Some relief for property owners

Unless another party is liable for the business rates (for instance, a tenant), owners of business premises are liable even if their property stands empty.  Business rate reliefs are available in limited circumstances, including for the period of three months from the time the property becomes unoccupied.  After that, rates are payable in full.

A recent Court of Appeal case will, therefore, give rise to joy amongst property owners and will be viewed with dismay by local councils (Rossendale Borough Council v Hurstwood Properties (A) Ltd and others [2019] EWCA Civ 364).  To quote Lord Justice David Richards: “These appeals concern two schemes designed to avoid the payment of National Non-Domestic Rates (NDR) on properties which in most instances were unoccupied.  Both schemes involved the grant of leases of the properties to special purpose vehicle companies (SPVs) without assets or liabilities which, as part of the scheme in question, were then placed in voluntary liquidation or were allowed to be struck off the register of companies as dormant companies and thus dissolved.”

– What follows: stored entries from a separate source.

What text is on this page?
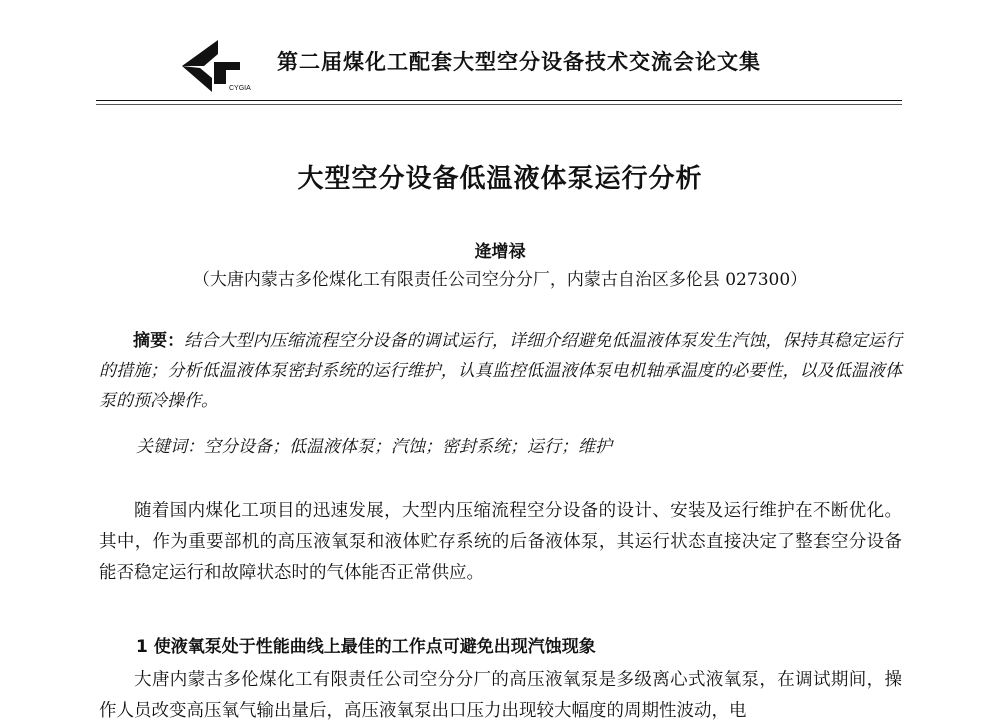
CYGIA
第二届煤化工配套大型空分设备技术交流会论文集
大型空分设备低温液体泵运行分析
逄增禄
（大唐内蒙古多伦煤化工有限责任公司空分分厂，内蒙古自治区多伦县 027300）

摘要：结合大型内压缩流程空分设备的调试运行，详细介绍避免低温液体泵发生汽蚀，保持其稳定运行的措施；分析低温液体泵密封系统的运行维护，认真监控低温液体泵电机轴承温度的必要性，以及低温液体泵的预冷操作。

关键词：空分设备；低温液体泵；汽蚀；密封系统；运行；维护

随着国内煤化工项目的迅速发展，大型内压缩流程空分设备的设计、安装及运行维护在不断优化。其中，作为重要部机的高压液氧泵和液体贮存系统的后备液体泵，其运行状态直接决定了整套空分设备能否稳定运行和故障状态时的气体能否正常供应。

1 使液氧泵处于性能曲线上最佳的工作点可避免出现汽蚀现象

大唐内蒙古多伦煤化工有限责任公司空分分厂的高压液氧泵是多级离心式液氧泵，在调试期间，操作人员改变高压氧气输出量后，高压液氧泵出口压力出现较大幅度的周期性波动，电
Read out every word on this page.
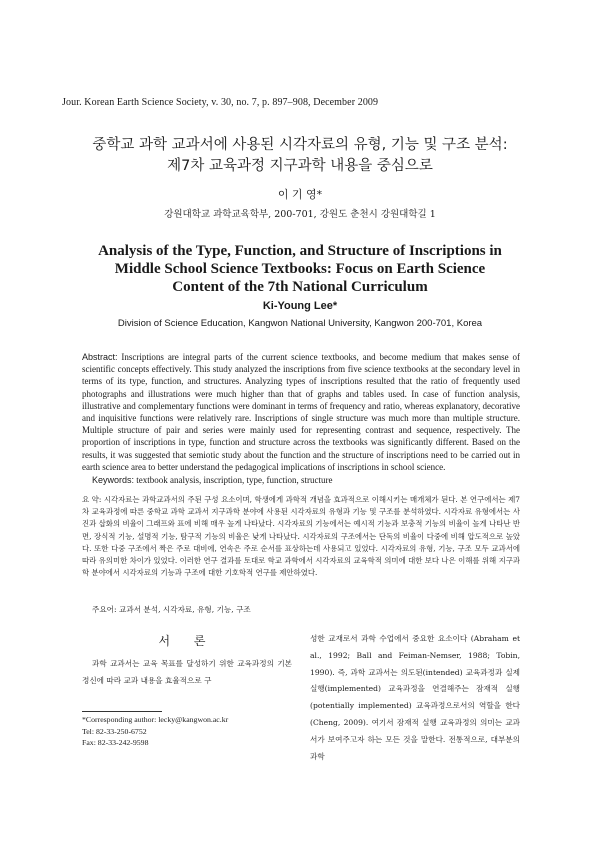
Jour. Korean Earth Science Society, v. 30, no. 7, p. 897–908, December 2009
중학교 과학 교과서에 사용된 시각자료의 유형, 기능 및 구조 분석:
제7차 교육과정 지구과학 내용을 중심으로
이 기 영*
강원대학교 과학교육학부, 200-701, 강원도 춘천시 강원대학길 1
Analysis of the Type, Function, and Structure of Inscriptions in
Middle School Science Textbooks: Focus on Earth Science
Content of the 7th National Curriculum
Ki-Young Lee*
Division of Science Education, Kangwon National University, Kangwon 200-701, Korea
Abstract: Inscriptions are integral parts of the current science textbooks, and become medium that makes sense of scientific concepts effectively. This study analyzed the inscriptions from five science textbooks at the secondary level in terms of its type, function, and structures. Analyzing types of inscriptions resulted that the ratio of frequently used photographs and illustrations were much higher than that of graphs and tables used. In case of function analysis, illustrative and complementary functions were dominant in terms of frequency and ratio, whereas explanatory, decorative and inquisitive functions were relatively rare. Inscriptions of single structure was much more than multiple structure. Multiple structure of pair and series were mainly used for representing contrast and sequence, respectively. The proportion of inscriptions in type, function and structure across the textbooks was significantly different. Based on the results, it was suggested that semiotic study about the function and the structure of inscriptions need to be carried out in earth science area to better understand the pedagogical implications of inscriptions in school science.
Keywords: textbook analysis, inscription, type, function, structure
요 약: 시각자료는 과학교과서의 주된 구성 요소이며, 학생에게 과학적 개념을 효과적으로 이해시키는 매개체가 된다. 본 연구에서는 제7차 교육과정에 따른 중학교 과학 교과서 지구과학 분야에 사용된 시각자료의 유형과 기능 및 구조를 분석하였다. 시각자료 유형에서는 사진과 삽화의 비율이 그래프와 표에 비해 매우 높게 나타났다. 시각자료의 기능에서는 예시적 기능과 보충적 기능의 비율이 높게 나타난 반면, 장식적 기능, 설명적 기능, 탐구적 기능의 비율은 낮게 나타났다. 시각자료의 구조에서는 단독의 비율이 다중에 비해 압도적으로 높았다. 또한 다중 구조에서 짝은 주로 대비에, 연속은 주로 순서를 표상하는데 사용되고 있었다. 시각자료의 유형, 기능, 구조 모두 교과서에 따라 유의미한 차이가 있었다. 이러한 연구 결과를 토대로 학교 과학에서 시각자료의 교육학적 의미에 대한 보다 나은 이해를 위해 지구과학 분야에서 시각자료의 기능과 구조에 대한 기호학적 연구를 제안하였다.
주요어: 교과서 분석, 시각자료, 유형, 기능, 구조
서 론
과학 교과서는 교육 목표를 달성하기 위한 교육과정의 기본 정신에 따라 교과 내용을 효율적으로 구
*Corresponding author: lecky@kangwon.ac.kr
Tel: 82-33-250-6752
Fax: 82-33-242-9598
성한 교재로서 과학 수업에서 중요한 요소이다 (Abraham et al., 1992; Ball and Feiman-Nemser, 1988; Tobin, 1990). 즉, 과학 교과서는 의도된(intended) 교육과정과 실제 실행(implemented) 교육과정을 연결해주는 잠재적 실행(potentially implemented) 교육과정으로서의 역할을 한다(Cheng, 2009). 여기서 잠재적 실행 교육과정의 의미는 교과서가 보여주고자 하는 모든 것을 말한다. 전통적으로, 대부분의 과학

The property owners (the defendants) maintained that in fact the SPVs were ‘the owners’ of the properties for the purposes of liability for NDR during the term of the leases.  The local authorities agreed unless the SPVs could be disregarded as a matter of law.  The court said “The appeals raise two issues.  First is it arguable that the doctrine of piercing the corporate veil is applicable to the SPVs?  Second, is it arguable that the leases fall to be disregarded by the application of the principles established by the decisions in W.T. Ramsay Ltd v Inland Revenue Commissions [1982] AC 300 (Ramsey) and later cases?”  The judge at first instance had answered ‘yes’ in relation to the first issue and ‘no’ in relation to the second.  The defendants appealed the first decision and local authorities, the second.

The Court of Appeal held the answer to both issues is ‘no’: “it is not open to the courts to pierce the corporate veil of the SPVs”.  Further, there is no question of the SPVs being shams (the judge so held at first instance and leave to appeal was refused) and hence the relevant SPV alone is liable for the NDR.

Will the decision be appealed?  One can only wait and see.